Why then would the same people would probably recoil in horror at the idea of arresting men who smoke in the presence of their infants? Fundamentally, it is the result of the American inability to understand relative risk.

Most Americans unthinkingly accept all sorts of risks that are familiar, while simultanously expressing outsize alarm at risks that are trivial in comparison. We like to pretend that we would never expose our infants to risk, but simply putting them into a car to drive to the store represents a risk far larger than the risk posed by breastfeeding while drunk (which is merely theoretical) or the risk of smoking in the presence of an infant (which is an all too real risk of illness and death).

Simply put, some risks, though large, are judged to be acceptable, while others, trivially small or non-existant, excite outrage. Those who throwing proverbial stones at Ms. Anvarinia for breastfeeding while drunk are living in glass houses. Many routinely expose their own infants to the far greater risk of travelling in a car.

Unfortunately, there’s an element of discrimination, too. The risk that smoking poses to an infant is far greater than any theoretical risk of breastfeeding while drunk. Yet I suspect that people would react with outrage at the idea of a smoker being arrested for smoking in the presence of his or her infant.
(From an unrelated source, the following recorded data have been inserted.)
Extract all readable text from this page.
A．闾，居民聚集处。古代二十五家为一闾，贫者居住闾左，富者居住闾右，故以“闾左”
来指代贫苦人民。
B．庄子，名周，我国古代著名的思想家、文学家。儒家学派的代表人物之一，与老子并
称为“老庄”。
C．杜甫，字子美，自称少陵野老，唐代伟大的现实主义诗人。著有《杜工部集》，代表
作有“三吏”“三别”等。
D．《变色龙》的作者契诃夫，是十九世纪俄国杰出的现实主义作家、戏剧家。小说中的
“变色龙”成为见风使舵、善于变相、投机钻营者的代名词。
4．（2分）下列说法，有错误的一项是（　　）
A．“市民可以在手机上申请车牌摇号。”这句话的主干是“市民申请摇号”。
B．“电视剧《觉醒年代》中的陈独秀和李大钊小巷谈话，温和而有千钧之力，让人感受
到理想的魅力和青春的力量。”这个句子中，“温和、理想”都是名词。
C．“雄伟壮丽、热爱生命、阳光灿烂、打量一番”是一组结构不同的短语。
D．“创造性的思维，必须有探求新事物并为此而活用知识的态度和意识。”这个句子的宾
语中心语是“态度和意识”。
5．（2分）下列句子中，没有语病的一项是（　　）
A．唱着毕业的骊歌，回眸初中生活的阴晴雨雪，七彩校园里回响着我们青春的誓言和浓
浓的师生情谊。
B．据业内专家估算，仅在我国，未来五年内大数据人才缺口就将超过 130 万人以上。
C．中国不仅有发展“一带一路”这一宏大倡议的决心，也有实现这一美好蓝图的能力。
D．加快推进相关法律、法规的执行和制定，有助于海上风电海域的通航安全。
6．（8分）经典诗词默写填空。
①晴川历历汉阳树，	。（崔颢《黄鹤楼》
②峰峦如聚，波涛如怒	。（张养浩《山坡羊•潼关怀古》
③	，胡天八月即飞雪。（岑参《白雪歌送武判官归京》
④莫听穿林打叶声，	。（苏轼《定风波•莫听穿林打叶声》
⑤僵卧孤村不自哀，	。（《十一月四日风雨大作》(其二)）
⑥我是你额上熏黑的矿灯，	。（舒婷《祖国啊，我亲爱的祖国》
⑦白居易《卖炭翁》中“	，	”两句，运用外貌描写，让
Smoking is socially acceptable, while breastfeeding, for all its known benefits, is still considered slightly strange and suspect.

We need to be honest with ourselves about our own prejudices. When it comes to children and risk, we cannot pretend that we are unwilling to accept risk, because the reality is that we consider some risks, even large risks, acceptable. Moreover, we treat some risks as acceptable because they are socially acceptable. Smoking in the presence of an infant is more dangerous than breastfeeding while drunk. Unless we are willing to arrest and charge parents who smoke in the presence of their infants, we should stop self-righteously condemning Ms. Anvarinia.